As we found out, this makes a great "living room," or "average use" PC. It also makes a great "TV PC." If the applications you use most include Office, Internet Explorer, Netscape, Winamp, ICQ, AIM, etc, you're fine. Of course, you're probably fine with just about any computer out there.
Gamers should look elsewhere. Although the Savage4 core is now quite mature, it wasn't designed to compete against top-of-the-line desktop cards. It will work fine with 2D applications and will probably make a good mobile 3D chipset, but a Doom 3 tamer it is not.
Finally, this model is limited by its support for (only) Pentium III / Celeron CPUs.
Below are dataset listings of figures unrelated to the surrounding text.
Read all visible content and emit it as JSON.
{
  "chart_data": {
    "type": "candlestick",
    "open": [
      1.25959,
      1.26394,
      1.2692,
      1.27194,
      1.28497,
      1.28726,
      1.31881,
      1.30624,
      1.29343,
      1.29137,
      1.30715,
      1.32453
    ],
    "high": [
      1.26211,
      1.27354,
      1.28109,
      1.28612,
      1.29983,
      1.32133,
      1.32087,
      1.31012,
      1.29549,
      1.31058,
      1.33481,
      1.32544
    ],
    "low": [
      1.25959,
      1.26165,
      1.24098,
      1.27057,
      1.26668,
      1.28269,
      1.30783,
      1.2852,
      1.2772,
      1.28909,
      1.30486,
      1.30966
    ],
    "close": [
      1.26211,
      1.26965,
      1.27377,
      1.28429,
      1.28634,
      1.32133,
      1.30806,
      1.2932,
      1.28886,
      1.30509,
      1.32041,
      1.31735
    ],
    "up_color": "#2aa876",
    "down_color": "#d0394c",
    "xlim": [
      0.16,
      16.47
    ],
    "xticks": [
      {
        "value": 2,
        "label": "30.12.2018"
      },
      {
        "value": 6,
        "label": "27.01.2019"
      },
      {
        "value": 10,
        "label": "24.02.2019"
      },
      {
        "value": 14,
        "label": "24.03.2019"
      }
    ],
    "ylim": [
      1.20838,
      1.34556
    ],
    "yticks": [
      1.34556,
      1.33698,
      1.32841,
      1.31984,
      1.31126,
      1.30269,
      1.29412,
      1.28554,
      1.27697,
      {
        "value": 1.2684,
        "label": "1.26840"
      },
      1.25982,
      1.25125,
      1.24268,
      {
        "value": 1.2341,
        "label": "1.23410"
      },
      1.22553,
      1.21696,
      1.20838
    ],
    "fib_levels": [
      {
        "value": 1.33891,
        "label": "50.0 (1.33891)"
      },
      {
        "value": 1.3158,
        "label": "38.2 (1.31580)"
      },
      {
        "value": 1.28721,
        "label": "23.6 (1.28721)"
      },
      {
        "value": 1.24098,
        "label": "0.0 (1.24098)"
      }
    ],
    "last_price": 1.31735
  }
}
Support for newer Pentium III Tualatin CPUs is crucial to upgradability and unfortunately not provided by this version of the motherboard. VIA does offer a PL133T chipset with Tualatin support but it is unclear as to if/when we can expect to see that implemented on the board. Shuttle has informed us however that they will be producing a version of the SV24 based on the Pentium 4 processor. With the 0.13-micron Northwood core producing very little heat and running at speeds greater than 2GHz, the SV24's successor might be able to offer some killer performance.
After this endeavor, we like the SV24; it doesn't rethink everything, it shrinks everything...and covers it in attractive aluminum. It doesn't replace that beige PC, it complements it. We expect that Shuttle should have no problem selling them at their list price of $250 USD. Hopefully, that will eventually lead to more interesting machines elsewhere as well.